Au Niger, il y a eu la mise au point de pains composés à base de mélanges de farines de sorgho-blé. Et le Réseau National des Chambres d'Agriculture du Niger, un des partenaires clés de ce programme, a trouvé beaucoup d'avantages au pain composé : le mil, le sorgho et le niébé n'ont pas de gluten et apportent une solution à ceux qui sont allergiques au gluten ; ils sont plus riches en protéine, fer en sels minéraux que le blé si bien que leur incorporation apporte plus d'éléments nutritifs que le blé uniquement ; l'incorporation du niébé et sorgho jusqu'à 50% peut améliorer l'alimentation des diabétiques ; la forme de la baguette et sa composition offrent une durée de conservation plus longue.

Le niébé par exemple est assez riche en lysine et en arginine, ces acides aminés essentiels qui ne sont presque pas présents dans le profil des acides aminés des céréales, ajoute le Dr Traoré.

Des expérimentations infructueuses depuis les années 60

Cependant, il faut noter que toutes ces propriétés ne sont vraies que lorsque ces céréales sont utilisées dans leur forme entière ou lorsque le degré de leur décorticage est très faible.

De toute façon, les populations semblent ignorer les bienfaits sur la santé que peuvent procurer ces importants nutriments. La panification avec ajout de farines locales pour avoir ce que certains appellent « pain composé » ou « pain riche » a connu plusieurs tentatives sanctionnées par des résultats peu encourageants.

Il importe de rappeler que c'est depuis 1964 que ces efforts ont commencé avec l'appui de la FAO sous la forme d'un vaste programme de valorisation des céréales locales en Afrique.
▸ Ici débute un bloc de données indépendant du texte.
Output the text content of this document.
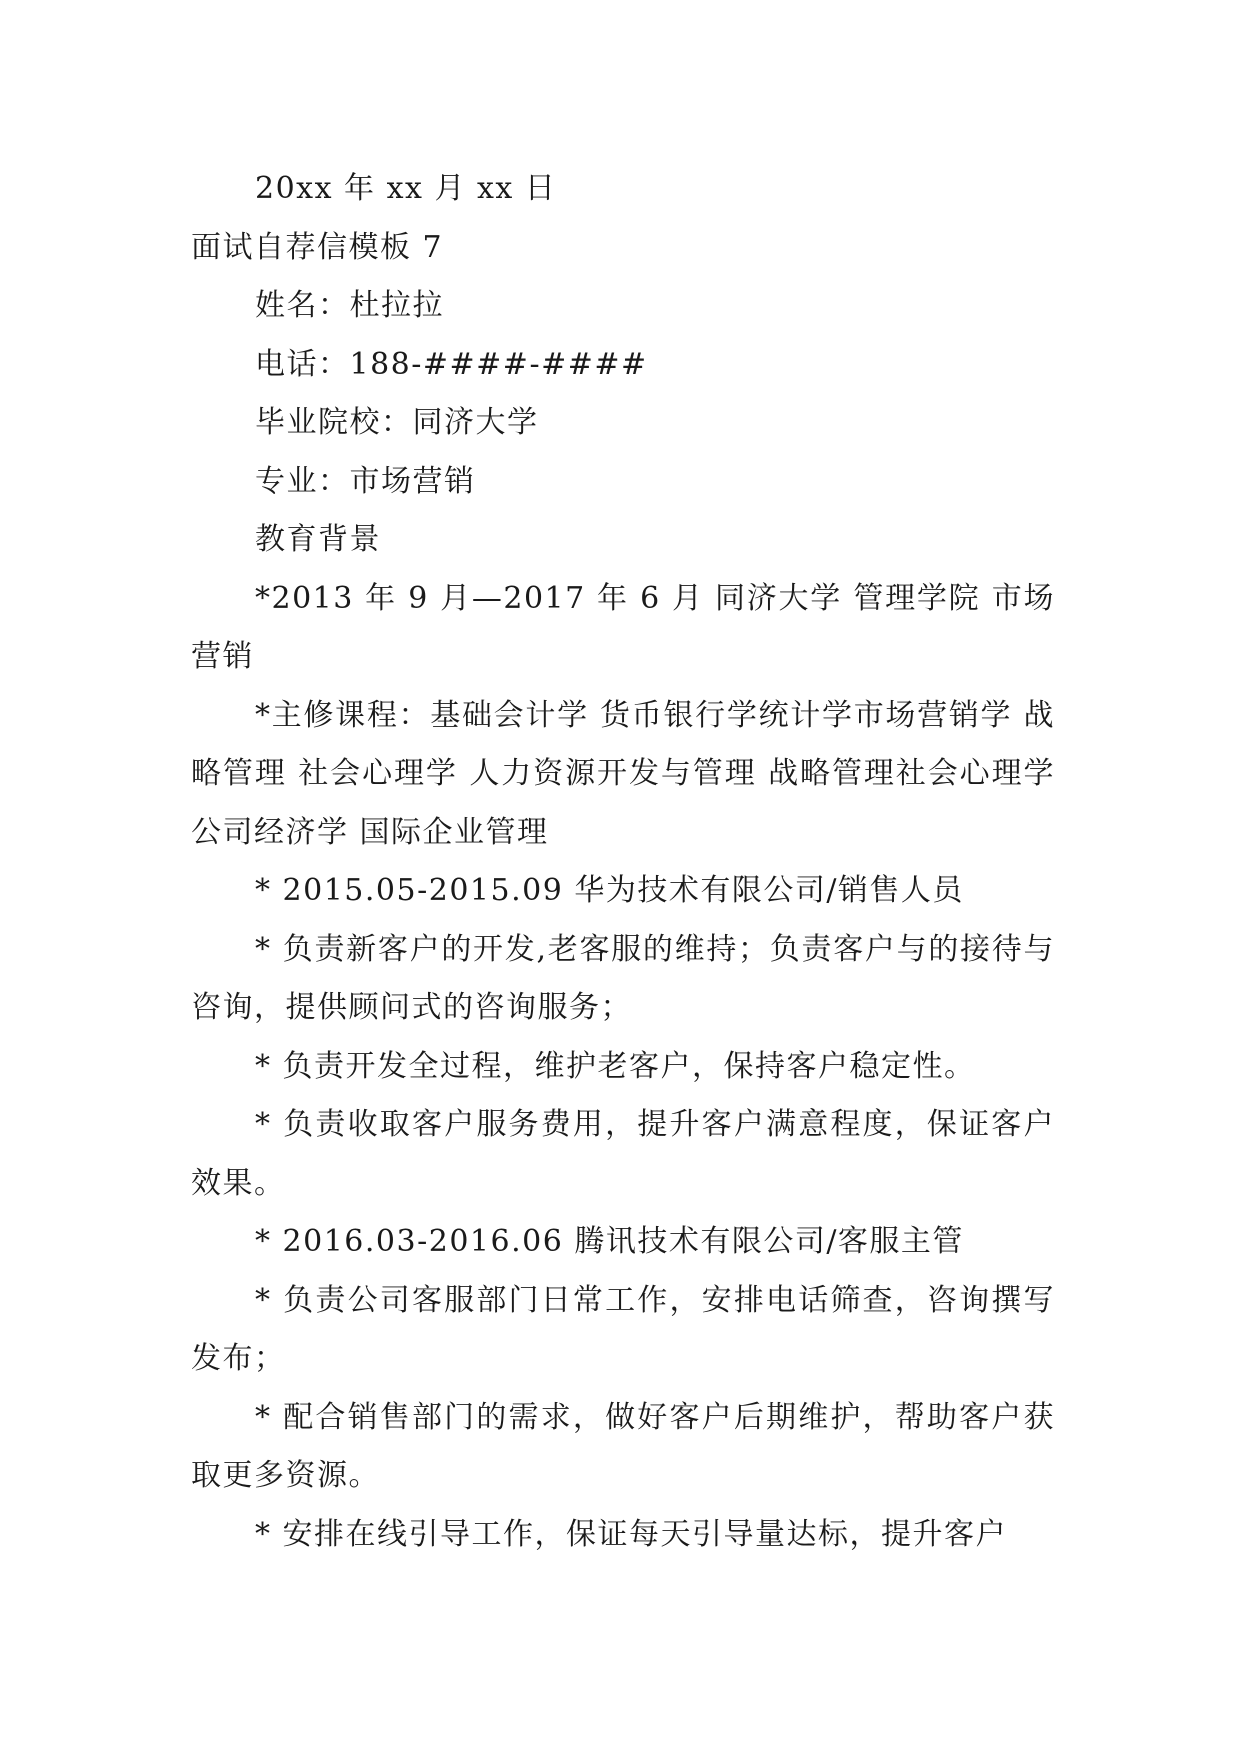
20xx 年 xx 月 xx 日

面试自荐信模板 7

姓名：杜拉拉

电话：188-####-####

毕业院校：同济大学

专业：市场营销

教育背景

*2013 年 9 月—2017 年 6 月 同济大学 管理学院 市场营销

*主修课程：基础会计学 货币银行学统计学市场营销学 战略管理 社会心理学 人力资源开发与管理 战略管理社会心理学 公司经济学 国际企业管理

* 2015.05-2015.09 华为技术有限公司/销售人员

* 负责新客户的开发,老客服的维持；负责客户与的接待与咨询，提供顾问式的咨询服务；

* 负责开发全过程，维护老客户，保持客户稳定性。

* 负责收取客户服务费用，提升客户满意程度，保证客户效果。

* 2016.03-2016.06 腾讯技术有限公司/客服主管

* 负责公司客服部门日常工作，安排电话筛查，咨询撰写发布；

* 配合销售部门的需求，做好客户后期维护，帮助客户获取更多资源。

* 安排在线引导工作，保证每天引导量达标，提升客户
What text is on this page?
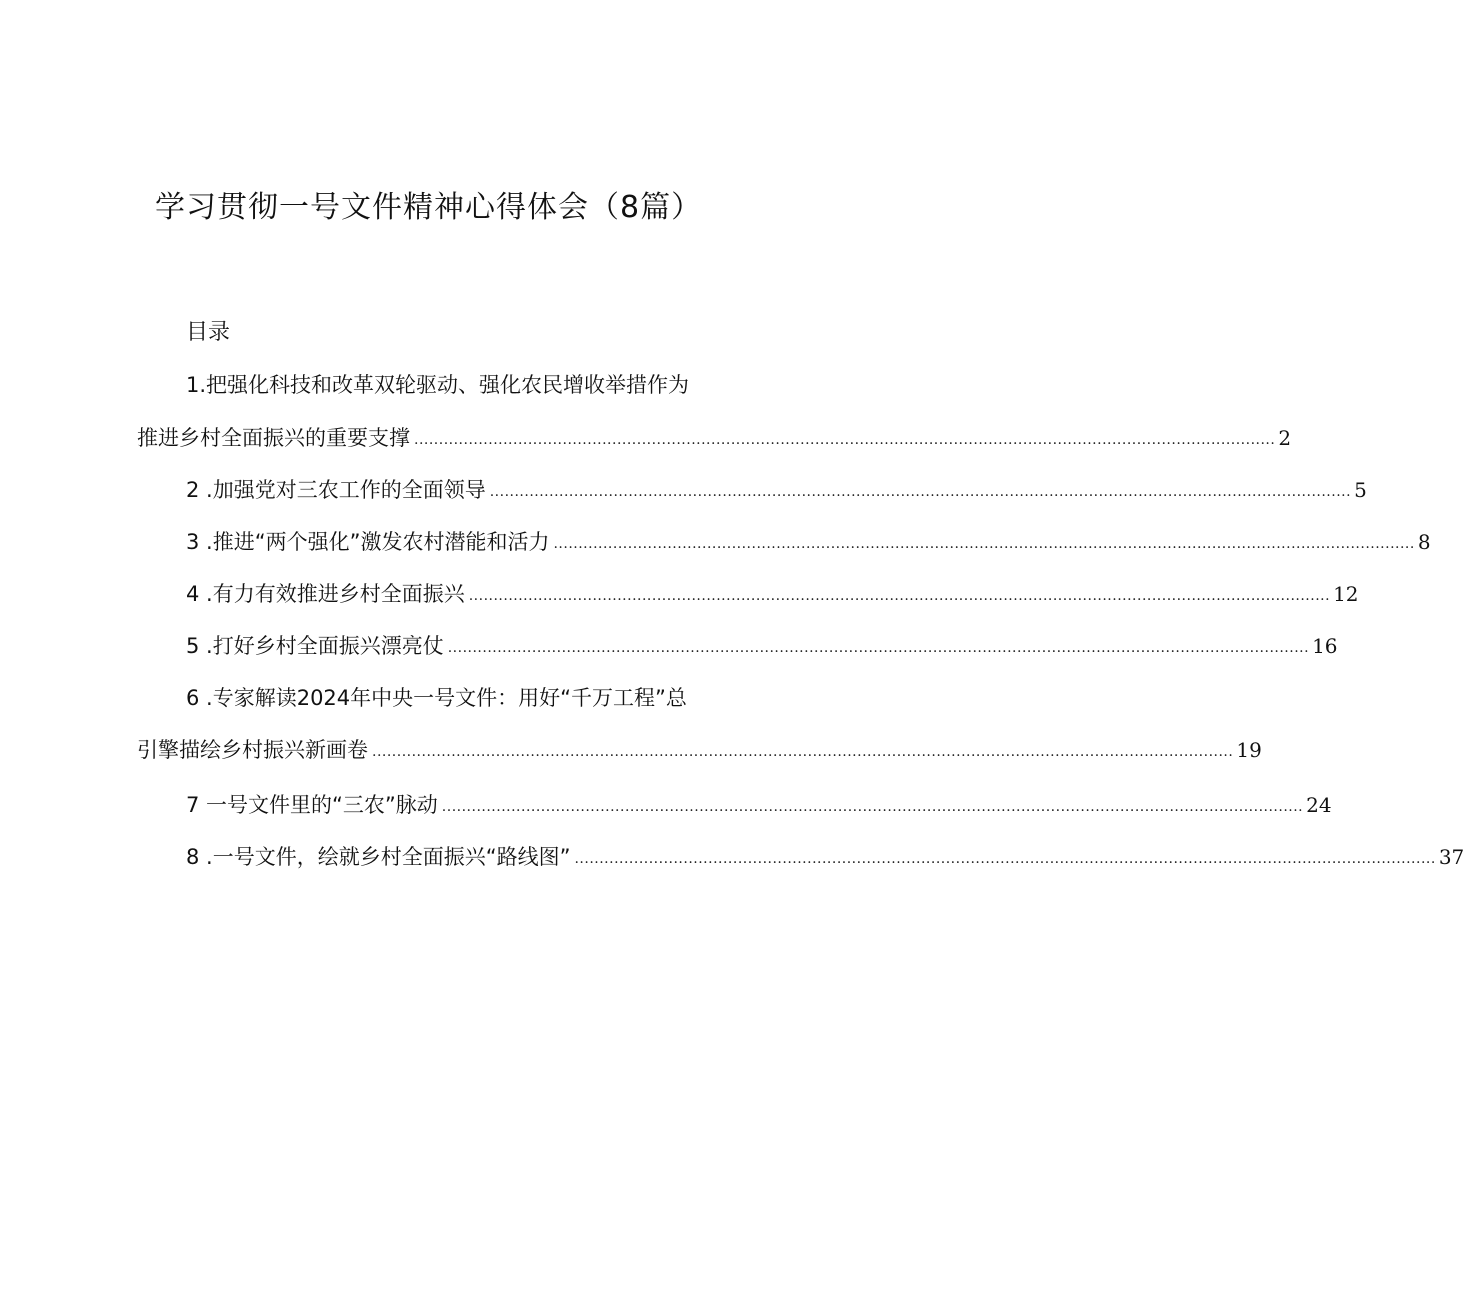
学习贯彻一号文件精神心得体会（8篇）
目录
1.把强化科技和改革双轮驱动、强化农民增收举措作为
推进乡村全面振兴的重要支撑 .............................................................................................................................................................................. 2
2 .加强党对三农工作的全面领导 .............................................................................................................................................................................. 5
3 .推进“两个强化”激发农村潜能和活力 .............................................................................................................................................................................. 8
4 .有力有效推进乡村全面振兴 .............................................................................................................................................................................. 12
5 .打好乡村全面振兴漂亮仗 .............................................................................................................................................................................. 16
6 .专家解读2024年中央一号文件：用好“千万工程”总
引擎描绘乡村振兴新画卷 .............................................................................................................................................................................. 19
7 一号文件里的“三农”脉动 .............................................................................................................................................................................. 24
8 .一号文件，绘就乡村全面振兴“路线图” .............................................................................................................................................................................. 37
Des produits comme le mil et le maïs ont fait l'objet d'expérimentations diverses pour être incorpores au pain dans une proportion de 15-30%.

Des échecs d'ordre organisationnel

En 1979, le gouvernement du Sénégal avait même décidé de rendre obligatoire l'incorporation du mil dans le pain. L'article premier stipulait que la fabrication et la vente de pain à base exclusivement de blé sont interdites sur l'étendue du territoire national. Mais moins d'une semaine plus tard, l'arrêté ministériel a été suspendu en raison notamment d'une pénurie de mil.

Par ailleurs, il y a eu le refus de certains boulangers de se conformer au décret, sans parler de la mauvaise qualité du pain produit : le mil présentait environ 15% d'impuretés pour une norme fixée à 5% et le produit fini était moins croustillant.

Dans les années 90, le « BROCI », un pain composé fabriqué avec de la farine de blé (85%) et de maïs local (15%) fait l'objet d'un programme à grande échelle en Côte d'Ivoire. Le pays a fait d'autres tentatives à partir de 2015.

L'Afrique centrale n'est pas en reste. Au Cameroun, des structures locales proposent du pain à base de farine de maïs, de manioc et de patate mais elles sont limitées par la faible disponibilité des matières premières.

…à quand l'adoption à grande échelle ?

Il est évident que l'utilisation de céréales ou légumineuses locales servira à promouvoir l'économie nationale, diminuer la dépendance et créer des emplois. Sans oublier un apport nutriotionnel conséquent pour le consommateur.

Des efforts un peu plus structurés sont en cours selon certains acteurs pour tendre vers la mise en place d'une chaine de valeur 'mil et maïs' composée des producteurs, des transformateurs, des boulangers et des institutions de recherche.

Mais des obstacles comme le manque de financement, la cherté des produits locaux, et surtout la faible disponibilité de ces farines persistent. L'incorporation de ces céréales exige une granulométrie très fine que peu d'industries de transformation arrivent à respecter.

Un éventuel succès dépend grandement des habitudes alimentaires des consommateurs.